Is A Three-Term Congresswoman Who’s Never Sponsored A Law Ready For The White House?
The odds of history are against Michele Bachmann.
Politico’s John Brenahan and Jake Sherman take a look at Michele Bachmann’s legislative record in the four years she’s been representing the 6th District of Minnesota and find it to be pretty thin:
Rep. Michele Bachmann is surging in the GOP presidential polls and barnstorming Iowa, New Hampshire and South Carolina, but as she sprints toward the front of the Republican pack, there’s a major hole in her political résumé: legislation.
Now in her third House term, Bachmann has never had a bill or resolution she’s sponsored signed into law, and she’s never wielded a committee gavel, either at the full or subcommittee level. Bachmann’s amendments and bills have rarely been considered by any committee, even with the House under GOP control. In a chamber that rewards substantive policy work and insider maneuvering, Bachmann has shunned the inside game, choosing to be more of a bomb thrower than a legislator.
But will the lack of substantive accomplishments in Congress hurt Bachmann? Not necessarily, the Minnesota Republican’s supporters argue.
Bachmann advocates say her constant attacks on President Barack Obama, her fights to block legislation and her ability to articulate on the House floor — and on television — what grass-roots conservatives believe in is far more important to GOP primary voters than how many bills she got passed.
“I think she’s had a profound effect on debate,” said Rep. Louie Gohmert (R-Texas). “It doesn’t mean you always win. In fact, as we know, [Winston] Churchill lost and lost and was a voice of reason in Great Britain for a long time before people finally realized he was right.”
I’m not sure how reliable an endorsement from Louis “Terror Babies” Gohmert actually is, but even leaving that aside, the Winston Churchill analogy doesn’t quite fit either. In addition to being a Member of Parliament, Churchill also served as First Lord of the Admiralty during World War One, and the beginning months of World War Two. Comparing him to someone who’s been in Congress for 41 months is, quite simply, absurd.
Some will point out, no doubt, that President Obama had a rather thin legislative record in the Senate before running for the White House, and that’s true. There’s a difference between running for President from the Senate, and running for President from the House of Representatives. For one thing, in 45 Presidential elections, we’ve elected three Senators directly from the Senate to the White House (Harding, Kennedy, and Obama). At the same time, we’ve elected exactly one sitting member of the House of Representatives to the Presidency, James Garfield, who also happened to have had a distinguished Civil War record with the Union Army. (Other than Garfield, only Madison and Lincoln had served only in the House before becoming Presidency, but not immediately before) Since that time, the odds have been decidedly against members of the Lower House who may have their eyes on 1600 Pennsylvania Avenue:
A Smart Politics review of Democratic and Republican primary elections and convention balloting since 1912 finds that more than 30 presidential nomination campaigns have been launched by sitting members of the U.S. House.
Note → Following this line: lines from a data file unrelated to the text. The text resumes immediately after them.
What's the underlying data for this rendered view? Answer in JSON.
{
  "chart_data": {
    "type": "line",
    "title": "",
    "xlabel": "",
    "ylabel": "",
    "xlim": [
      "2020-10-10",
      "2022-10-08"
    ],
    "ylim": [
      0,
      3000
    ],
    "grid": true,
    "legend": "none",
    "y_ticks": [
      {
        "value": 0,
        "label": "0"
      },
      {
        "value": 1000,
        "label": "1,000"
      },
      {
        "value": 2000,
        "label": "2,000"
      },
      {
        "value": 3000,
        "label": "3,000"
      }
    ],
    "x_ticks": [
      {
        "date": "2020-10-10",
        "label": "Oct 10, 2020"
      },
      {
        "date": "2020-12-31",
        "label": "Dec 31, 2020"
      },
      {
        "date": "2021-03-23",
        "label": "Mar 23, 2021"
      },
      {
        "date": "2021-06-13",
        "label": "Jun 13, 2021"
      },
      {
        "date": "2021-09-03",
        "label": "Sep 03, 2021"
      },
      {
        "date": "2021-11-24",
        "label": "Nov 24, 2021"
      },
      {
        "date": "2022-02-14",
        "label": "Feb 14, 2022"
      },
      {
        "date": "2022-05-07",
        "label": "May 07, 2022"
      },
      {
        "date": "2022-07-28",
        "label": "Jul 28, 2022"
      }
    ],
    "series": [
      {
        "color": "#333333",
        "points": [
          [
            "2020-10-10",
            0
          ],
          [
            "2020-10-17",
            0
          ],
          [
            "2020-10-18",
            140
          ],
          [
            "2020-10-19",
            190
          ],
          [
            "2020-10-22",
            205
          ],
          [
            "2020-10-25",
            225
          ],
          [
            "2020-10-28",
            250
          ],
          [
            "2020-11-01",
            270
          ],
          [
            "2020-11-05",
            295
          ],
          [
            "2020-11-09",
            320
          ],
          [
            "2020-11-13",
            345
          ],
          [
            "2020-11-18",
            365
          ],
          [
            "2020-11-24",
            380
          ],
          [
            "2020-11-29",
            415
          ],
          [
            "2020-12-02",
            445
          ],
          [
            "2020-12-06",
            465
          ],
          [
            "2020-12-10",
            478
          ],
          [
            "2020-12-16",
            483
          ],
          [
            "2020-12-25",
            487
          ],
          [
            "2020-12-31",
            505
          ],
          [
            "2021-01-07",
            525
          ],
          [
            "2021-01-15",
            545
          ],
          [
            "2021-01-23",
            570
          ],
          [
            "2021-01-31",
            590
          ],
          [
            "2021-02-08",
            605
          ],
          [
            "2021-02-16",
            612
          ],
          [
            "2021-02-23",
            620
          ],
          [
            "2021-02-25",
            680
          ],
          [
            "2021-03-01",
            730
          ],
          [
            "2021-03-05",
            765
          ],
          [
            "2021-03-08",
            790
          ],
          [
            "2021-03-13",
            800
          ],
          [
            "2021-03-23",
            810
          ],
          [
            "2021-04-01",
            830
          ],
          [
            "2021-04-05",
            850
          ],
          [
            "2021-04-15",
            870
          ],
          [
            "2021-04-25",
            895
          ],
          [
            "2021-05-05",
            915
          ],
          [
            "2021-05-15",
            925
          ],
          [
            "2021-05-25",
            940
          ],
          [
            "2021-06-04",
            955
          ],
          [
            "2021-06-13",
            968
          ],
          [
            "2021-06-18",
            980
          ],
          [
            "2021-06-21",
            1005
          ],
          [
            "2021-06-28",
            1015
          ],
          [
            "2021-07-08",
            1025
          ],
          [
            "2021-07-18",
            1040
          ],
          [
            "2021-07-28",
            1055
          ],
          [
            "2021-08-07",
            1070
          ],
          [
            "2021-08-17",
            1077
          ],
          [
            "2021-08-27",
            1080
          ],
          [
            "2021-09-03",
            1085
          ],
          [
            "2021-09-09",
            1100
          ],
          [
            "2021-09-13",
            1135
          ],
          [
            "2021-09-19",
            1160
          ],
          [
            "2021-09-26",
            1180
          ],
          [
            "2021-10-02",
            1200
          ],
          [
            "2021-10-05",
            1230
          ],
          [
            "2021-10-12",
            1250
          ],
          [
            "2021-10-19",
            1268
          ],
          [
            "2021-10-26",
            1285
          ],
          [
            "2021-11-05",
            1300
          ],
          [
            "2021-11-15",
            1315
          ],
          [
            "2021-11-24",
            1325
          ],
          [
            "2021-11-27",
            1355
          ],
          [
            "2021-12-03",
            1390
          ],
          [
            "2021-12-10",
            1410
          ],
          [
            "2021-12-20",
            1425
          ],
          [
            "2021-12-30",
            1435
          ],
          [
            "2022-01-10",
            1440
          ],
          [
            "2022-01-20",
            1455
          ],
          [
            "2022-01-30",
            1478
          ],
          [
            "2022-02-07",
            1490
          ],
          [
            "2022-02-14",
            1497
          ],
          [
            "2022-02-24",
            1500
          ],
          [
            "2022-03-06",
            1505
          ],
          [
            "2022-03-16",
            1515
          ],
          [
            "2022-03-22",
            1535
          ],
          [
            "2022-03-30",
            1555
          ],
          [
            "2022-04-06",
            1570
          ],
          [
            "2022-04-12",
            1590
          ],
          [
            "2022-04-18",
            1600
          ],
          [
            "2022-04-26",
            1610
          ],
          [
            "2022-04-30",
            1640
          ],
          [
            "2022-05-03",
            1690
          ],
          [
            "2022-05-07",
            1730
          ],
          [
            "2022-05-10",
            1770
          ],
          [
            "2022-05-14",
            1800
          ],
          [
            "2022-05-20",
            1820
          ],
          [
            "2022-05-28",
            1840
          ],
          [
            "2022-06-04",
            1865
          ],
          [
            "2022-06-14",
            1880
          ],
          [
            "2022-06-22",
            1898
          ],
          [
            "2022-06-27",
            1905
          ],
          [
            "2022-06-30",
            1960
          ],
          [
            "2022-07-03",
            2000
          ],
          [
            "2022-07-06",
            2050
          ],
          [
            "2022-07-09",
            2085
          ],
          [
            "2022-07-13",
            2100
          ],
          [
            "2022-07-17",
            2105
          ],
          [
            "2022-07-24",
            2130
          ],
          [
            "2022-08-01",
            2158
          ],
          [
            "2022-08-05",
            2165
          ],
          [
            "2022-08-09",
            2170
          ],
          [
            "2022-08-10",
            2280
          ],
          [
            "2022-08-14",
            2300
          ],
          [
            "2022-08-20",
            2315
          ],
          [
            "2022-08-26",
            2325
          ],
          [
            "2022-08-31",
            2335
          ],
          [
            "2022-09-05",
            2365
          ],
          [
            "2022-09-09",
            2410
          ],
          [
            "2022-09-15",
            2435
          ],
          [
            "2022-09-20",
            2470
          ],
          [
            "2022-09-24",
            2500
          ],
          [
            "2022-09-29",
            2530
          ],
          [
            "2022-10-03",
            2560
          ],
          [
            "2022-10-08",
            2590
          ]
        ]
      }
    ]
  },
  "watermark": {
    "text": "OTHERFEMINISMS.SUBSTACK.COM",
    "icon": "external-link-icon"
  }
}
None of these campaigns resulted in a ticket to the White House or even their party’s nomination
In other words, not only was Garfield the only sitting Congressman to be elected President in American history, he was also the last one to receive his party’s nomination for President, and that was way back in 1880.
Bachmann is also bucking the odds of history in that she has less legislative experience than almost any other member of the House who has run for President:
Of the 33 candidacies for the presidency launched over the last 100 years, only two had shorter stints in the House at the time of their campaign than Bachmann.
Both of these ran in 1972.
Democrat Walter Fauntroy was in the first term as Delegate from the District of Columbia when he ran a “symbolic” campaign – only appearing on the D.C. primary ballot to focus attention on issues affecting blacks and D.C. home rule.
Two-term Democratic New York U.S. Representative Shirley Chisholm set sail on a more ambitious course for her Democratic nomination bid in 1972 – carrying three states and winning several hundred thousands of primary votes.
Also running in the 1972 race was a congressman who equalled Bachmann in House experience at three terms: Ohio Republican Pete McCloskey failed in his upset bid to defeat President Richard Nixon for the GOP nomination.
Of course, Fauntry, Chisolm, and McCloskey were all long shot candidates in their respective parties. Bachmann appears, at least at the beginning, to be in a much better position according to the polls. Nonetheless, history seems to suggest that the odds are against her.